Palm-leaf manuscripts are scripts prepared out of dried palm leaves. Palm leaves were employed as writing materials in Southeast Asia and South Asia recording back to 1800 BCE.
Their use originated in South Asia and evolved elsewhere, as texts on smoke treated and dried palm leaves of Borassus species or the Ola leaf.
How did the Palm-leaf manuscript function in history?

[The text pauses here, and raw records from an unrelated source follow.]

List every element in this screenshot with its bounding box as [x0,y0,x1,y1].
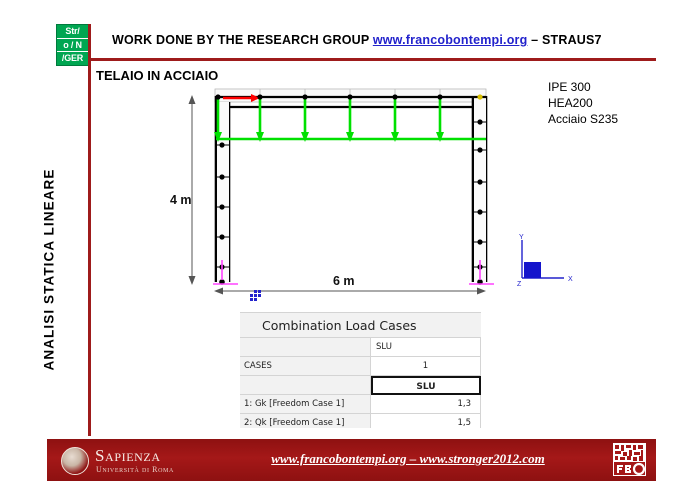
material-steel-grade: Acciaio S235 [548,111,618,127]
dimension-height [189,95,196,285]
table-title: Combination Load Cases [240,313,481,338]
table-cell-label: 2: Qk [Freedom Case 1] [240,414,371,428]
slide-root: Str/ o / N /GER WORK DONE BY THE RESEARC… [0,0,700,495]
table-cell-value: 1 [371,357,481,376]
table-cell-label: 1: Gk [Freedom Case 1] [240,395,371,414]
table-row[interactable]: 2: Qk [Freedom Case 1] 1,5 [240,414,481,428]
table-row[interactable]: CASES 1 [240,357,481,376]
header-title: WORK DONE BY THE RESEARCH GROUP www.fran… [112,33,657,47]
material-beam-section: IPE 300 [548,79,618,95]
axis-label-z: Z [517,281,522,288]
dimension-width-label: 6 m [333,274,355,288]
logo-line-2: o / N [57,39,88,53]
header-title-prefix: WORK DONE BY THE RESEARCH GROUP [112,33,373,47]
sapienza-seal-icon [61,447,89,475]
logo-line-3: /GER [57,52,88,65]
footer-bar: Sapienza Università di Roma www.francobo… [47,439,656,481]
university-name: Sapienza [95,447,161,464]
table-row-group[interactable]: SLU [240,338,481,357]
page-title: TELAIO IN ACCIAIO [96,68,218,83]
material-column-section: HEA200 [548,95,618,111]
table-cell-selected-header[interactable]: SLU [371,376,481,395]
footer-links[interactable]: www.francobontempi.org – www.stronger201… [243,451,573,467]
axis-label-y: Y [519,234,524,241]
header-title-suffix: – STRAUS7 [527,33,601,47]
axis-triad: Y X Z [512,232,582,288]
axis-label-x: X [568,276,573,283]
table-col-group-label: SLU [371,338,481,357]
frame-svg: 4 m [150,82,550,302]
header-divider [88,58,656,61]
column-node-ticks [217,122,486,267]
table-row[interactable]: SLU [240,376,481,395]
table-cell-value: 1,3 [371,395,481,414]
table-row[interactable]: 1: Gk [Freedom Case 1] 1,3 [240,395,481,414]
sidebar-divider [88,24,91,436]
university-subtitle: Università di Roma [96,465,174,474]
distributed-load-arrows [218,97,440,138]
table-cell-label [240,376,371,395]
table-cell-label: CASES [240,357,371,376]
dimension-height-label: 4 m [170,193,192,207]
table-cell-blank [240,338,371,357]
header-title-link[interactable]: www.francobontempi.org [373,33,528,47]
table-cell-value: 1,5 [371,414,481,428]
fbo-logo [613,443,646,476]
selection-marker-icon [250,290,264,304]
logo-line-1: Str/ [57,25,88,39]
sidebar-vertical-label: ANALISI STATICA LINEARE [42,155,57,385]
distributed-load-arrowheads [214,132,444,142]
frame-diagram: 4 m [150,82,550,302]
stronger-logo: Str/ o / N /GER [56,24,89,66]
materials-note: IPE 300 HEA200 Acciaio S235 [548,79,618,127]
combination-load-cases-table[interactable]: Combination Load Cases SLU CASES 1 SLU 1… [240,312,481,428]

The text in palm leaf manuscripts was written with a knife pen on boxy cut and preserved palm leaf sheets; colourings were then utilized to the surface and washed off, leaving the ink in the engraved grooves. Each layer had a hole through which a string could pass, and with these, the sheets were joined together with a rope to bind like a book. A palm leaf text thus produced would typically last between a few decades and about 750 years before it decayed due to insects, humidity, fragility, and bold. Therefore the document had to be reproduced onto new sets of dried palm leaves.
Oldest Manuscript
One of the earliest palm leaf manuscripts of a comprehensive monograph is a Sanskrit Shaivism text from early 800 CE, discovered in Nepal, now preserved at the Cambridge University Library. The Spitzer Manuscript is a compilation of palm leaf pieces found in Kizil Caves, China. They are recorded to about the 2nd-century CE and are the earliest known philosophical manuscript in Sanskrit. China had preserved Sanskrit’s work from the 2nd Century CE.
Palm-leaf terms
The single sheet of palm leaf was called Parna or Patra in Sanskrit. The tool, when ready to write was called Tada-Patra. The great 5th-century CE Indian script called the Bower Manuscript found in Chinese Turkestan, was written on birch-bark sheets shaped in the form of dried palm leaves. It was written in Brahmi Script.
In India, temples often served as centers where ancient documents were used for education and where the texts were mimicked when they wore out. In the Southern part of India, temples and related mutts served custodial functions. Thousands of manuscripts on Hindu philosophy, grammar, poetry, and other subjects were recorded, multiplied, and stored inside the temples. Epigraphical and archeological evidence shows the presence of libraries called Sarasvati-Bhandara, attached to Hindu temples. No wonder Hinduism survived for over 6000 years. Palm leaf manuscripts were also preserved inside Buddhist monasteries and Jain temples.
With the spread and growth of Indian culture to Southeast Asian countries like Cambodia, Indonesia, Cambodia, the Philippines, and Thailand, these nations also became home to extensive collections. Archaeologists have discovered palm-leaf manuscripts called Lontar in dedicated stone libraries at Hindu temples in Bali Indonesia and 10th-century Cambodian temples such as Banteay Srei and Angkor Wat.
Regional Distinctions in Palm-leaf manuscript
Bali and Java: In Bali, the palm-leaf script is called lontar. The Indonesian word is the present form of Old Javanese rontal. It comprises two Old Javanese words, namely ron “leaf” and tal “Borassus flabellifer, palmyra palm.” Due to the form of the palmyra palm’s leaves, which are spread similar to a fan, these trees are also known as “fan trees.” The leaves of the rontal tree have always been employed for various purposes, such as for the making of palm sugar wrappers, water scoops, plaited mats, ritual tools, ornaments, and writing material. Today, the art of writing in rontal still persists in Bali, conducted by Balinese Brahmin as a sacred duty to rewrite Indic Hindu texts.
Odisha: Palm leaf scripts of Odisha include pictures of Devadasi (a female artist), scriptures, and many mudras of the Kama Sutra (bang bang book). Some of the oldest discoveries of Odia palm leaf manuscripts include writings like Ratimanjari, Smaradipika, Pancasayaka, and Anangaranga in both regional language Odia and Sanskrit. State Museum of Odisha at Bhubaneswar preserves 40,000 palm leaf manuscripts. Most of them are composed in the Odia script, though the language is Sanskrit.
Conclusion
With the evolution of printing presses in the 1800s, the cycle of copying from palm leaves almost came to an end. Many states are making efforts to protect what is left of their palm leaf documents.